The U.S. Department of Agriculture (USDA) lowered its export projections for corn and wheat in the 2018-2019 harvest season amid slumping grain volumes and Midwest rail operations coping from last month's record flooding.
In USDA's World Agricultural Supply and Demand Estimates report that it updates monthly, USDA estimated that U.S. corn exports will total 945 million bushels in 2018-2019, compared with its March estimate of 965 million bushels. These estimates are higher than the 901 million bushels exported in 2017-2018 but lower than the nearly 1.1 billion bushels exported in 2016-2017. The marketing year runs from September 1 through August 31 for corn and soybeans and from June 1 to May 31 for wheat.
U.S. corn exports are projected to total 2.3 billion bushels, down from estimates in March of nearly 2.38 billion bushels. The most recent estimate is down from the 2.4 billion bushels exported in 2017-2018 but in line with the roughly 2.3 billion bushels exported in 2016-2017.
USDA kept its estimate for U.S. soybean exports unchanged, at 1.88 billion bushels. This estimate is down from 2.13 billion bushels and 2.17 billion bushels exported in 2017-2018 and 2016-2017, respectively.
The lowered export estimates come as U.S. railroads have hauled less grain so far this year compared with the same period in 2018. For the first 14 weeks of 2019, U.S. grain volumes totaled 299,328 carloads, down 5.2 percent from the same timeframe a year ago, according to the Association of American Railroads.

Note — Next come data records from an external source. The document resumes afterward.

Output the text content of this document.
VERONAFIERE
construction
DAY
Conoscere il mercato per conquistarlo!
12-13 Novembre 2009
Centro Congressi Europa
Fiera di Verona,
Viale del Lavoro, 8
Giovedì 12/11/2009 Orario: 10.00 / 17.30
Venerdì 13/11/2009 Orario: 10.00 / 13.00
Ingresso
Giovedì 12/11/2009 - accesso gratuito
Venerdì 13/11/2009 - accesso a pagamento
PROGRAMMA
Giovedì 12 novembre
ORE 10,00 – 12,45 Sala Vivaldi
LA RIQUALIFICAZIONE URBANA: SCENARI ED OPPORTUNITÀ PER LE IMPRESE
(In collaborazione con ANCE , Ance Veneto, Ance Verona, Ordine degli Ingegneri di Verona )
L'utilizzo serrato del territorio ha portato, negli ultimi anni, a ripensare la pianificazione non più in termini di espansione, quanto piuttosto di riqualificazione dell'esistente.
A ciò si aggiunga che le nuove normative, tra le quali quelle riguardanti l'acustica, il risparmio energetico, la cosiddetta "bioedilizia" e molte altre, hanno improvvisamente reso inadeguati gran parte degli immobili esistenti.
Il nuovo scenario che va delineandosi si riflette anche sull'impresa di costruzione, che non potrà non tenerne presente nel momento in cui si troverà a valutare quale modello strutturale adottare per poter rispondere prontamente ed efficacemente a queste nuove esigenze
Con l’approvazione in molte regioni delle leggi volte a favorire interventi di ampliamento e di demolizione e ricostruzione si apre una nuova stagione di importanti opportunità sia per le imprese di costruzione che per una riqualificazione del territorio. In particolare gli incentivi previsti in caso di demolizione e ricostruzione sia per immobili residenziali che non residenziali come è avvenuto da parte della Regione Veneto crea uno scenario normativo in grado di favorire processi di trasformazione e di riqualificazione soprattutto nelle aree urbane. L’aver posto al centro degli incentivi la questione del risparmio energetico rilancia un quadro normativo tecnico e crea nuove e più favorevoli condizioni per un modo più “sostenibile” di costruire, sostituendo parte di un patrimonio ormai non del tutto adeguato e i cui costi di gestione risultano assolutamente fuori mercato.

The reduced grain volumes partly reflect the service disruptions and embargoes that occurred in the Midwest because of last month's record flooding. While service continues to improve, a few lines are still grappling with issues. Both BNSF and Norfolk Southern (NYSE: NSC) are experiencing service issues near Hannibal, Missouri because of flooding on the Mississippi River, while Union Pacific (NYSE: UNP) is watching water levels and flooding conditions near St. Paul, Minnesota. UNP also expects repairs to continue on two subdivisions through late April and May.